Las millones de camisetas de Brasil, de
España, de Argentina que se venden en Bombay, en las calles de Estambul,
Madrid, Montevideo o San José, Costa Rica, en la América Central. Todas las
máquinas trabajando día y noche para no dejar escapar ni un solo cliente…
Rafael
Cuevas Molina/Presidente AUNA-Costa Rica
El fútbol: fenómeno de la cultura de masas. |
Une, más que nada en este mundo, tal vez
solo igual a que si el país vecino decidiera trasponer la frontera y matara
niños y viejos aplastándolos con tanques.
Todos son la nación que gana o pierde;
todos sufren frente al arco, se comen las uñas esperando el empate, la jugada
genial del crack que no está rindiendo como debería.
Todos iguales, hermanados en la alegría
y en el sufrimiento, sin distinción que los oponga, todos uno, como quisiéramos
que fuera siempre, cómplices en la mirada, en la sonrisa; lastimados por igual
todos.
El mundo entre paréntesis, la guerra en
Ucrania, la coronación del Rey Felipe, la República española, los miles de
niños migrantes desde Centroamérica a Estados Unidos y deportados ipso facto.
El césped maravilloso, la tecnología
excepcional, la pelota que mejor rebota, la camiseta con la que se suda menos,
la hinchada que más alienta, el más guapo de los veintidós en la cancha, los
zapatos que mejor ayudan a patear, los locutores más entusiastas, los
comentaristas más atinados.
El fin del mundo.
La profecía maya, el último katún, la
pirámide mejor orientada, el cálculo matemático, la sabiduría de los ancestros,
los anuncios premonitorios, el ciclo largo y el ciclo corto, los sagrado y lo
profano.
La meditación trascendental al pie de la
escalinata de Kulkán, la Serpiente emplumada, la comida de los dioses, el aire
limpio de la selva, la pureza de los indios puros, el respeto a la naturaleza,
la ignorancia de los que, citadinos, no saben o no pueden sentir las vibras
positivas.
Los miles de libros que analizan el fin
de todos los tiempos; las millones de camisetas de Brasil, de España, de
Argentina que se venden en Bombay, en las calles de Estambul, Madrid,
Montevideo o San José, Costa Rica, en la América Central.
Todas las máquinas trabajando día y
noche para no dejar escapar ni un solo cliente, para apresar los deseos al
vuelo, para satisfacer la más leve ansia, para calmar el llanto del niño al que
el papá divorciado sacó a pasear el domingo.

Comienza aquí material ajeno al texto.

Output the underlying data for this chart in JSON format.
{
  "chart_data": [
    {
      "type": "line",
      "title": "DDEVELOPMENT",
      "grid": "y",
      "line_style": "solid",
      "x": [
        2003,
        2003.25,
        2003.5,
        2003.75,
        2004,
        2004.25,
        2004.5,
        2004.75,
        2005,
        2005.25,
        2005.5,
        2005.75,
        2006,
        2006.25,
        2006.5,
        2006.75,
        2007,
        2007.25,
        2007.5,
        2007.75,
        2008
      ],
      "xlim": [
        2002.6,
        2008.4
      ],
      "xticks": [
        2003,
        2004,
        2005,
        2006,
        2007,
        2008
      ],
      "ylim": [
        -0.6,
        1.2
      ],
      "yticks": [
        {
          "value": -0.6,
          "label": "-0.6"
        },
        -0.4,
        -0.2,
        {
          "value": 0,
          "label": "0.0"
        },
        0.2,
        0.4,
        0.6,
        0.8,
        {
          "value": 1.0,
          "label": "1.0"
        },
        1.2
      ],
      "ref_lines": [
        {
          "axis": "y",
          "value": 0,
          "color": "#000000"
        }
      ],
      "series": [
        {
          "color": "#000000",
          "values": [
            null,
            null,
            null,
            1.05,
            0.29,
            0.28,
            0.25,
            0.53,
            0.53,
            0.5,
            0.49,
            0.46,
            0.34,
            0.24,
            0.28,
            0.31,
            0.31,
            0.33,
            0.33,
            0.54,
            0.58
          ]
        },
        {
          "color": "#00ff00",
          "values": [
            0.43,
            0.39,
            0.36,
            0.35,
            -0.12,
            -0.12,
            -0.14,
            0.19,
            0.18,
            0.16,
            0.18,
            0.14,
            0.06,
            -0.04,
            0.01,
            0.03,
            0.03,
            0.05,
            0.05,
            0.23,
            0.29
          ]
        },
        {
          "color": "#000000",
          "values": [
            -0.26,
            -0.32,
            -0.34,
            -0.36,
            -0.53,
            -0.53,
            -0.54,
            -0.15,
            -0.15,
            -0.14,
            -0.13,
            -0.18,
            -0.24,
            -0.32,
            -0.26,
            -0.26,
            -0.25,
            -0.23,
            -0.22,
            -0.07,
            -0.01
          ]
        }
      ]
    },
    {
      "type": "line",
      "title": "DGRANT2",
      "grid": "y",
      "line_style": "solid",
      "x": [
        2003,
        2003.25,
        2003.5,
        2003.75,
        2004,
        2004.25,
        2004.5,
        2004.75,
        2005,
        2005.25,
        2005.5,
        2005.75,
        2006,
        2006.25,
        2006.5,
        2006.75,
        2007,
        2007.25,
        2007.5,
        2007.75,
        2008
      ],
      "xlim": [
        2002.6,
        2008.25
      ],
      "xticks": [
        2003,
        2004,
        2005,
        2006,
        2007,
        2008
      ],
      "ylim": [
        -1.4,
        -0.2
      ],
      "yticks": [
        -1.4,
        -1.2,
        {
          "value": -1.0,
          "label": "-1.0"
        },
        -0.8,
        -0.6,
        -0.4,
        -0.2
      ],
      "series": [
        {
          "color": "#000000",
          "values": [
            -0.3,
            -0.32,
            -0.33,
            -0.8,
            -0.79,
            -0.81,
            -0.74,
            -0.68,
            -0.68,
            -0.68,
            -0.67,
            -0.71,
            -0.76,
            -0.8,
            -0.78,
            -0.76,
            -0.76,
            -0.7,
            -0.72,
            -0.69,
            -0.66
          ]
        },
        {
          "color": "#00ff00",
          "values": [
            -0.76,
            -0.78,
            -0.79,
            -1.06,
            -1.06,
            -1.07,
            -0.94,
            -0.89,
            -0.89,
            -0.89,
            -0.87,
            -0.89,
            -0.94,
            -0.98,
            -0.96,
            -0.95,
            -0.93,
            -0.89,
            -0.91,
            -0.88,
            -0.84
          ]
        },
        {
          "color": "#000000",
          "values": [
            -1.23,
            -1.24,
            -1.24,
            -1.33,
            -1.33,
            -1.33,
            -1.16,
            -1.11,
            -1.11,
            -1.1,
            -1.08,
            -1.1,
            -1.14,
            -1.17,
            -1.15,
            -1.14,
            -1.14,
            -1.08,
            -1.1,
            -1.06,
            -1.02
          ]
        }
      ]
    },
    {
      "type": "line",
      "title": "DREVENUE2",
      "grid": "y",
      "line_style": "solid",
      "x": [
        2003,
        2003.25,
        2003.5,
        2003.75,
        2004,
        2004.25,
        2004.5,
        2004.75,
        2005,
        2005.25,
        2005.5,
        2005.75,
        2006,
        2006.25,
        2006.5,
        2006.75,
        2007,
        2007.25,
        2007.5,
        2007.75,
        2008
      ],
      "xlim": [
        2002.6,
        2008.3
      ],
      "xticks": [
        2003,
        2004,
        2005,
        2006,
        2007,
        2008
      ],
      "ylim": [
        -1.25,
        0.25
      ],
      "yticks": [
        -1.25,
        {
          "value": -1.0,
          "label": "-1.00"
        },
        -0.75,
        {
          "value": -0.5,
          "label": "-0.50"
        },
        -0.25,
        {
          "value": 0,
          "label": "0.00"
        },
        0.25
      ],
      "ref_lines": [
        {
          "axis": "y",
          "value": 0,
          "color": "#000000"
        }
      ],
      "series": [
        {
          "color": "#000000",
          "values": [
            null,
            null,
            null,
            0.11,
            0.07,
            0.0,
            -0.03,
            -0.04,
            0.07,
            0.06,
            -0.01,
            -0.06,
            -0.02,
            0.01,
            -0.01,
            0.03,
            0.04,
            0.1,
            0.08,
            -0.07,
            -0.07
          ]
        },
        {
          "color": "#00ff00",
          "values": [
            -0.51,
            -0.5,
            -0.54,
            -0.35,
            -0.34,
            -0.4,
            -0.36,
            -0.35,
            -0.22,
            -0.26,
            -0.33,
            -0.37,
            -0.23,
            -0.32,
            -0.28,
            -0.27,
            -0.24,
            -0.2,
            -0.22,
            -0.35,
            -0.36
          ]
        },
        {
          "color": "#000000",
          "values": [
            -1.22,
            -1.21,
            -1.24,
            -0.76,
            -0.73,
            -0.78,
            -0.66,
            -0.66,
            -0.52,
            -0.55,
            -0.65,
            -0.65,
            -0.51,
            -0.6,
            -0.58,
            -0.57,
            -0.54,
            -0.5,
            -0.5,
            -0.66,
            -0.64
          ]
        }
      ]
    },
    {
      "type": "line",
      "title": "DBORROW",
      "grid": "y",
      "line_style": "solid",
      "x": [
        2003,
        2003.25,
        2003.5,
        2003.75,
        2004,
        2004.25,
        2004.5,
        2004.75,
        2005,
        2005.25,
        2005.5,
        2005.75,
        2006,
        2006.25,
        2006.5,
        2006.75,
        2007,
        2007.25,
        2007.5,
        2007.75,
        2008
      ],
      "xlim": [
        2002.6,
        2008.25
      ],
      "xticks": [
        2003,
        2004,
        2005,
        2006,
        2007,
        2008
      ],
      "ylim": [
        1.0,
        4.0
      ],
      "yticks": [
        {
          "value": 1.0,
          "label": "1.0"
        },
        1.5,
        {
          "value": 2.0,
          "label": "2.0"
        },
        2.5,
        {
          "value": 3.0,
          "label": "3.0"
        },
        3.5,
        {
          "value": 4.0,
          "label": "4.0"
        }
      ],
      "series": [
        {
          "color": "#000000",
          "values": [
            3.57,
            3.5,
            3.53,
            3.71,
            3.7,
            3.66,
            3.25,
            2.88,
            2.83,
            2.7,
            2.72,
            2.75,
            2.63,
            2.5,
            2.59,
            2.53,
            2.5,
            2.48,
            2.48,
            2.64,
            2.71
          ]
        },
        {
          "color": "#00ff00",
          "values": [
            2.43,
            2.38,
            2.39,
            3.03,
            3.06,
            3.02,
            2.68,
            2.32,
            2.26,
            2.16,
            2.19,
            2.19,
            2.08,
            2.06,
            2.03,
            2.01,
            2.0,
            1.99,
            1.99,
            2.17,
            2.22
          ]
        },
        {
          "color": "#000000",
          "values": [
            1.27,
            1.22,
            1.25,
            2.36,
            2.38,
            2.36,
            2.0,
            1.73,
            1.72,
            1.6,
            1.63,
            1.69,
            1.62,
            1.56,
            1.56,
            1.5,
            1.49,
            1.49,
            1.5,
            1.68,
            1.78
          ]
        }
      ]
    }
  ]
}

Todo preparado y listo para dentro de
dos años: “más alto, más fuerte, más rápido”, todos viendo las Olimpiadas,
todos ahogándose en la alberca azotada por las olas de los tritones glamorosos,
todos repitiendo de memoria récords de velocidad en las pistas de atletismo,
todos censurando al dopado que dejó en el camino a los que se tomaron la
anfetamina a tiempo y no fueron descubiertos, todos llorando con el musculoso
que no puedo levantar quinientos kilos de un golpe, todos henchidos de orgullo
patriota, de nuevo, por la medalla al cuello de quien logró derrotar sin objeciones al oponente en un cuadrilátero
última generación en el que solo los perdedores de nacimiento pierden.
La noria dando vueltas toda la noche,
todas las luces alumbrando, todas las tarimas preparadas; listos los aparatos
de sonido, los telones de fondo, la música sincronizada.
Todo tan bello, tan resplandeciente, tan
bien organizado, digno de ser visto en la tele más grande, desde el sillón más
mullido, tomando las mejores cervezas, picando las mejores bocas.
Solo a este desgraciado se le ocurre pretender aguar la fiesta, frustrado, amargado, que de seguro no tiene a su selección partiéndose el alma en el campo de jugo; digno de las más olímpica ignorancia, intelectual de pacotilla… ¡Goooooooooool!